By Xinhua writer Chen Shilei–
BEIJING, Dec. 6 (Xinhua) — The U.S. strategy on the Asia-Pacific under whichever administration should not be contemplated to the detriment of the interests of other countries, and any miscalculation thereof could lead to regional instability.
U.S. Defense Secretary Ash Carter, who is scheduled to step down in January, started Monday a tour in Asia that takes him to Japan and India.
The tour, which seems to reassure America’s Asia allies amid anxieties caused by Donald Trump’s election, also brings a big question mark over the Trump administration’s future policies on the Asia-Pacific.
During U.S. President Barack Obama’s nearly-eight-year tenure, Washington has shifted its foreign policy focus from the Mideast war quagmire to the Asia-Pacific, which many believe is aimed at containing a rising China.
Tensions on the Korean Peninsula have escalated after the United States decided to deploy an anti-ballistic missile system in South Korea.
The South China Sea issue emerged as a hot topic after the United States hyped the concept of “freedom of navigation” and embolden the former Philippine government to initiate a case about maritime territorial disputes with China at a ragtag international arbitral tribunal, which ran from 2013 to July 2016. Carter even boarded a U.S. aircraft carrier in the South China Sea in late 2015 to “show muscle”.
Facts show that the U.S. rebalance to the Asia-Pacific has not brought about any peace and stability in the region, but, on the contrary, has put regional situation at risk in the end.
Under such a circumstance, it is high time for Washington to reconsider and reassess its policy on the Asia-Pacific, which could usher in a strategic opportunity for the Trump administration.
Meanwhile, U.S. long-time allies, particularly Japan, may feel relieved after Trump’s rhetoric of challenging their alliance during the presidential campaign has been played down.

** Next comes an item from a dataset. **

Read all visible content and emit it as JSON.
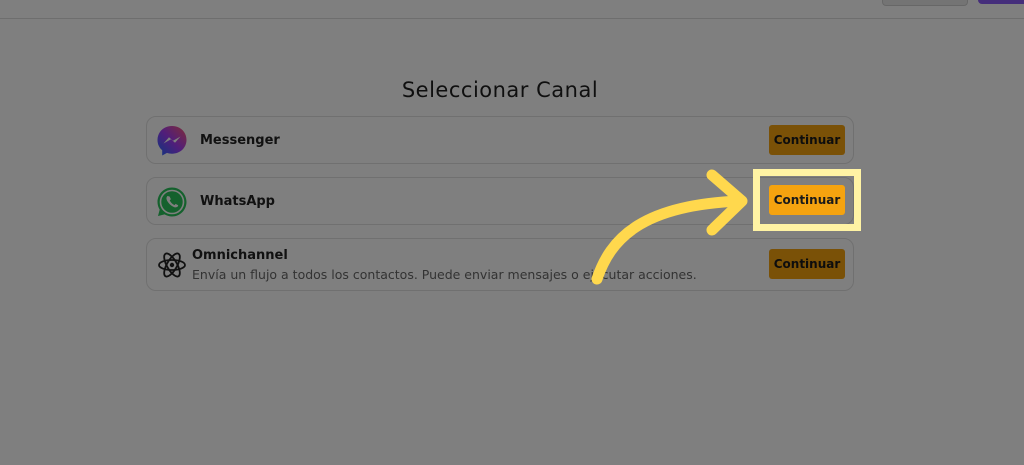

Japanese Prime Minister Shinzo Abe’s meeting with Trump in mid-November — Trump’s first face-to-face meeting with a foreign leader since his election, Carter’s visit to Japan and Abe’s upcoming visit to Hawaii including Pear Harbor, the site of Japan’s surprise attack that dragged the United States into World War II, have demonstrated both’s eagerness to maintain their close ties.
But such an alliance along with Washington’s future Asia-Pacific strategy should not be established on the basis of harming the interests of third parties and challenging their bottom line.
A far more stable Asia-Pacific serves the interests of all countries in the region, including the United States and its allies.